Senior Vote Shows Opinions On Issues
On Tuesday, Election Day 2002, as has been the case in recent years, this congressional election will show how seniors feel about the future of Social Security and proposals for reducing prescription drug costs.
The Democratic and Republican parties have widely divergent approaches to dealing with these critically important issues.
On Social Security’s future, Democrats support modest changes to the present system to create increased payment into the system, which will be in serious trouble in a few years as the Baby Boomer generation reaches retirement age. In about 30 years, the whole system could collapse as payout of funds will outpace contributions from workers.
The Republican plan, which is President George W. Bush’s solution, is to allow workers to invest some of their Social Security in alternative investments, a cumbersome and somewhat risky change which could lead to reductions in benefits for present beneficiaries.
As for prescription drug cost relief, the two parties have been unable to agree on a plan. Democrats favor providing prescription drug coverage under Medicare, charging a small monthly premium to whoever chooses to accept the coverage.
The Republicans propose having private insurance companies provide the coverage, much as Health Maintenance Organizations (HMOs) provide health care coverage to Medicare members. Analysis of the different proposals indicate the Republican plan would create more out-of-pocket expenses than the Democratic plan. However, the Democratic plan would require considerably more funding to support it.
Bush has made two proposals to offer modest savings to seniors. The first, a drug discount card, was declared invalid because it was outside the president’s authority. The plan has been modified to make it legal and is expected to be offered by next June.
Last week, the president offered a surprise plan that would loosen the hold major pharmaceutical firms have on drug patents, and by so doing allow generic drugs to come to market sooner, bringing with them savings for seniors.
Democrats complained that this sudden release of the plan was merely an attempt to influence votes in Tuesday’s elections, where these two issues and how seniors vote on them will likely decide the outcome of the balloting.
Seniors have a major stake in Tuesday’s elections and their vote for a Democrat or a Republican is in the truest sense a bread-and-butter decision since each plan has a direct impact on senior’s pocketbooks.
For that reason, we urge all seniors to examine these issues carefully before voting. At stake in the elections is which party will control the next Congress, which in turn means which Social Security and prescription drug plan will probably be passed by the House and Senate.

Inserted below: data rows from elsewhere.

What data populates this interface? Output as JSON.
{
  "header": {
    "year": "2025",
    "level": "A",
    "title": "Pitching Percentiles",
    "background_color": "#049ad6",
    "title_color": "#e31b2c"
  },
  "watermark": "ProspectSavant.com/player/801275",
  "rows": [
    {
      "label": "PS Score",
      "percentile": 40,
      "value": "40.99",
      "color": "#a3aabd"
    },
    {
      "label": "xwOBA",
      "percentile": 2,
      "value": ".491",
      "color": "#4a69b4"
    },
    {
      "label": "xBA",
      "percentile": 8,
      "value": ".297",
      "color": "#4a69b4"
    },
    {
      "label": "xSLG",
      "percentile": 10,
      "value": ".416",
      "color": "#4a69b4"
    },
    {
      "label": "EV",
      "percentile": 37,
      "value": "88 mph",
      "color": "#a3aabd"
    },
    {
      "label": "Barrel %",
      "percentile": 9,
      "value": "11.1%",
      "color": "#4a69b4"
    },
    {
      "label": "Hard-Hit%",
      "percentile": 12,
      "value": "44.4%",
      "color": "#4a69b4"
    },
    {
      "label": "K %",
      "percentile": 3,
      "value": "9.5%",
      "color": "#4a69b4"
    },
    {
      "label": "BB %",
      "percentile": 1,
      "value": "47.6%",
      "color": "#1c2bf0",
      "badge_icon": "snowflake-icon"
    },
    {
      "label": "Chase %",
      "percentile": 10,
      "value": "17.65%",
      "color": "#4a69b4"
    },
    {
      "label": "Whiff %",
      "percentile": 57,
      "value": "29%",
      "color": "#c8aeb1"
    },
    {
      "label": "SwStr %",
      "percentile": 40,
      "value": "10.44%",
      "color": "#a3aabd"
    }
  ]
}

Seniors! Do your homework and be sure to vote in the elections next Tuesday.
alzheimer’s conference: The largest Alzheimer’s conference in the nation, which brought together hundreds of family caregivers and medical, legal and caregiving professionals and introduced the new Alzinfo.org Web site, was held last week in Brooklyn under the sponsorship of the city Department for the Aging (DFTA).
The 18th annual Mayoral Conference on Alzheimer’s Disease last Tuesday at the Brooklyn Marriott Hotel, an all-day symposium, provided special outreach to Latino and Chinese caregivers. Morning and afternoon workshops in English, Spanish and Cantonese addressed critical issues in the areas of research, medical advances, policy issues, care management and resource options.
An Exhibit Expo offered information on products, programs and services ranging from insurance to nursing homes to non-profit social/human service agencies.
The new Alzinfo.org Web site, a comprehensive Web site for Alzheimer’s information and resources, was announced during lunch.
The symposium, which was attended by hundreds of Alzheimer’s caregivers, featured addresses by DFTA Commissioner Edwin Mendez–Santiago and Jeanette C. Takamura of the Columbia University School of Social Work and former Assistant Secretary for Aging, U.S. Department of Health and Human Services.
According to the DFTA, Alzheimer’s Disease is the fourth largest killer of older Americans. Currently, four million people in the United States have the disease, and the number is expected to triple in 30 years.
DFTA says that for 70 percent of the victims, the primary source of care is the immediate family. Annual care costs are upwards of $22,000 per patient. The disease affects all races, ethnic and economic groups and both sexes. There is no way to prevent it and there is no cure, says DFTA.